With prices trading sideways in recent weeks, a relative equilibrium has been established. However, given the limited incoming fresh demand, this delicate balance can be disrupted by any significant degree of seller exhaustion, or conversely a re-invigoration of sellers.
Thus, the question to be answered is whether the capital support being provided by the bulls will be sufficient to keep the bears at bay. We can assess the current on-chain volume space, with a specific focus on flows into exchanges to best find the magnitude of sell-side pressure and investor divestment.
Monitoring of exchange activity is a powerful strategy within on-chain analysis, although it does require an appreciation of data mutability. The tracking of aggregate exchange flows, especially over longer periods (months), provides useful insight into the balance of supply and demand. To start, there are high-level nuances for interpreting exchange balance metrics:
- Bitcoin HODLers (of all wallet sizes) tend to be fairly religious regarding self-custody, and are thus the most likely cohort to withdraw their coins.
- Newer retail level market entrants are far less likely to withdraw coins, preferring the simplicity of custody solutions, and trading options provided by exchanges.
- Institutional treasuries are similarly likely to take advantage of exchange custody solutions or similar), preferring the expertise and risk management offered by such firms. These coins are also more likely to be traded via OTC desks and held in specialised multi-signature arrangements.
- With the proliferation of derivatives markets, Bitcoin units can also be used as collateral, and thus exchange inflows may also be a result of providing additional coin margin.
Note that 3-of-4 of the above characteristics have a skew towards exchange inflows. This is in part what makes the aggregate outflow of 575,876 BTC from exchanges (3.655% of supply) since the March 2020 sell-off so impressive. Note also how a relative equilibrium has been established since September 2021.
During the highly volatile macro and geopolitical events of the last few weeks, exchange net-flow volumes are also reasonably stable, despite a slight bias towards inflows this week.

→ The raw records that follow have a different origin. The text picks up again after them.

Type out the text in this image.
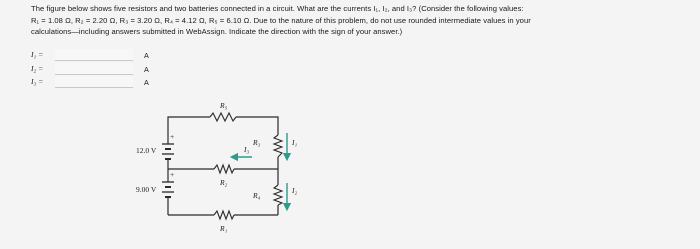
The figure below shows five resistors and two batteries connected in a circuit. What are the currents I₁, I₂, and I₃? (Consider the following values:
R₁ = 1.08 Ω, R₂ = 2.20 Ω, R₃ = 3.20 Ω, R₄ = 4.12 Ω, R₅ = 6.10 Ω. Due to the nature of this problem, do not use rounded intermediate values in your
calculations—including answers submitted in WebAssign. Indicate the direction with the sign of your answer.)
I₁ =	A
I₂ =	A
I₃ =	A
R₅
+
12.0 V
R₂
I₃
R₃	I₁
+
9.00 V
R₄
I₂
R₁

Around 1k BTC per day in net inflows deposited to exchanges this week. This magnitude presumes sell-side supply remains fairly modest, particularly given the global macro context.
The proportion of on-chain volume that is in profit is also near historically low levels, reaching 47.5% this week. Flipping this observation around, we can observe that over half (52.5%) of all transaction volume is currently spent at a loss. For context, the final stages of previous bear cycles (marked in red) were interrupted by over 55% of all transfer volume being in loss (capitulation events).

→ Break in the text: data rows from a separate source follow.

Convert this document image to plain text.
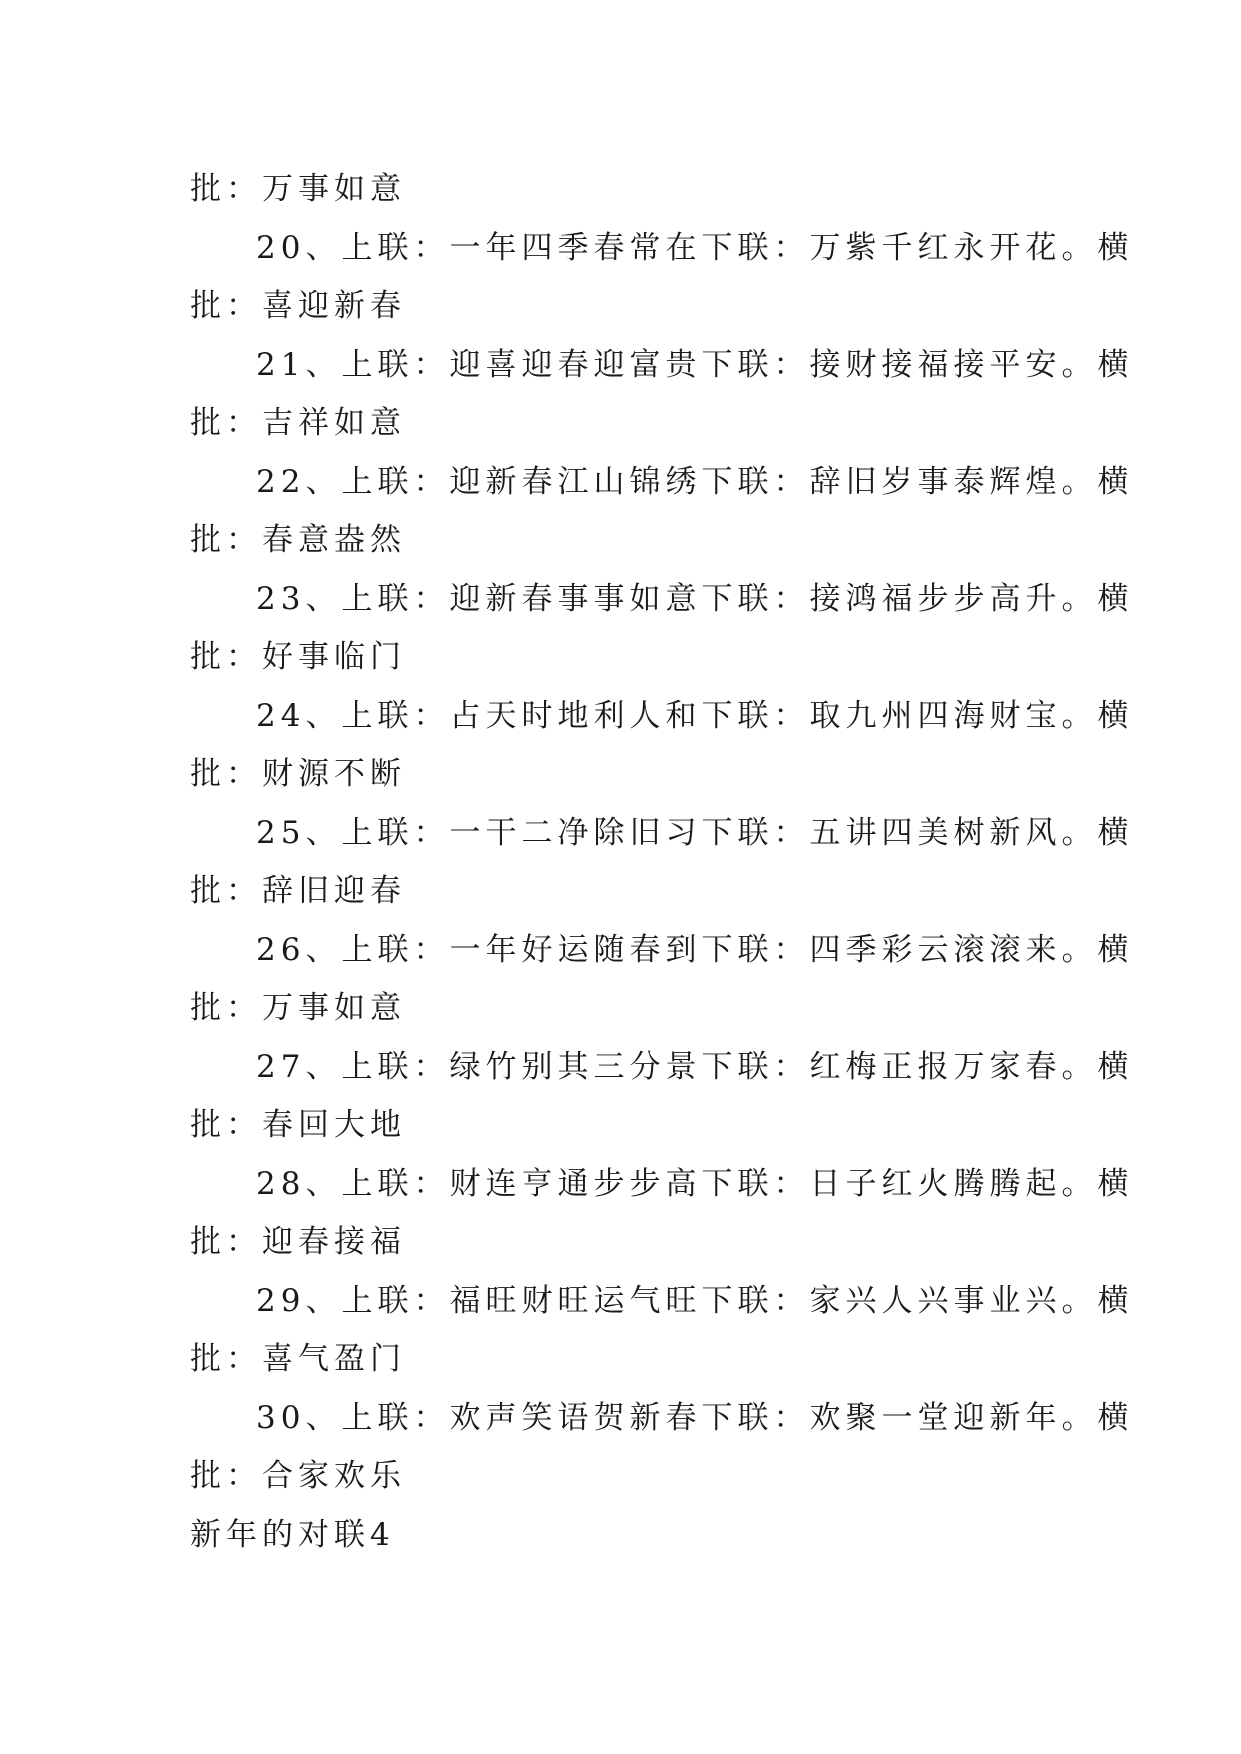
批：万事如意
20、上联：一年四季春常在下联：万紫千红永开花。横
批：喜迎新春
21、上联：迎喜迎春迎富贵下联：接财接福接平安。横
批：吉祥如意
22、上联：迎新春江山锦绣下联：辞旧岁事泰辉煌。横
批：春意盎然
23、上联：迎新春事事如意下联：接鸿福步步高升。横
批：好事临门
24、上联：占天时地利人和下联：取九州四海财宝。横
批：财源不断
25、上联：一干二净除旧习下联：五讲四美树新风。横
批：辞旧迎春
26、上联：一年好运随春到下联：四季彩云滚滚来。横
批：万事如意
27、上联：绿竹别其三分景下联：红梅正报万家春。横
批：春回大地
28、上联：财连亨通步步高下联：日子红火腾腾起。横
批：迎春接福
29、上联：福旺财旺运气旺下联：家兴人兴事业兴。横
批：喜气盈门
30、上联：欢声笑语贺新春下联：欢聚一堂迎新年。横
批：合家欢乐
新年的对联4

The current drawdown is historically significant across several on-chain metrics and measures, despite being shallower (-50%) than past bear markets (-85%). This describes characteristics that are similar to previous late-stage bear market trends. However, whilst the degree of on-chain 'panic selling' is significant on a statistical basis, it is notably lower relative to market size – this is a result of a maturing market.

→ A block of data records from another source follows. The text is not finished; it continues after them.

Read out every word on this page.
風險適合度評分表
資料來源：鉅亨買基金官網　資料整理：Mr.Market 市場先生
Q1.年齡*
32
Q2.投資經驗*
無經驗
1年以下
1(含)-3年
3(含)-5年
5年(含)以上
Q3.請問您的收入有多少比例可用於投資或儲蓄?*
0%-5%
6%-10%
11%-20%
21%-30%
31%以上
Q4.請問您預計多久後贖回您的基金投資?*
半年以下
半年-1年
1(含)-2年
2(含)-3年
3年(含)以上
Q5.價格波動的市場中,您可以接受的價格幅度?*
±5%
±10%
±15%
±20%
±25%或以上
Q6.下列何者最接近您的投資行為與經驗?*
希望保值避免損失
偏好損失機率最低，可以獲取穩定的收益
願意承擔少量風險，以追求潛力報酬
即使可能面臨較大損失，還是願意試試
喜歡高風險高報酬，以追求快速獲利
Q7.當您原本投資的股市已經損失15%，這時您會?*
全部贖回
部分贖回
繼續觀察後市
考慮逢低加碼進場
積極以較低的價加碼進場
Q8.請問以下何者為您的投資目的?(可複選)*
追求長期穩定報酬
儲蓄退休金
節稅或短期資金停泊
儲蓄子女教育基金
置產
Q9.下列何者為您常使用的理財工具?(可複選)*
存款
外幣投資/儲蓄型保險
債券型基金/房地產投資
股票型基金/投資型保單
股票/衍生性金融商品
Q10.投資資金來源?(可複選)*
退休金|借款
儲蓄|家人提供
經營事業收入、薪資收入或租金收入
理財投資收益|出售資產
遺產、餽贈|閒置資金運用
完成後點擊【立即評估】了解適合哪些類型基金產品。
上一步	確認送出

Investors who are divesting are preferring to sell coins that are held at a loss, an activity that has been dominated by Short-Term Holders. Meanwhile, the Long-Term Holder sell-side has continued to decline since Jan 2021 a signal of growing conviction in the face of high macro uncertainty. We're certainly operating on a delicate equilibrium in the crypto market, making it an incredibly critical time for this market.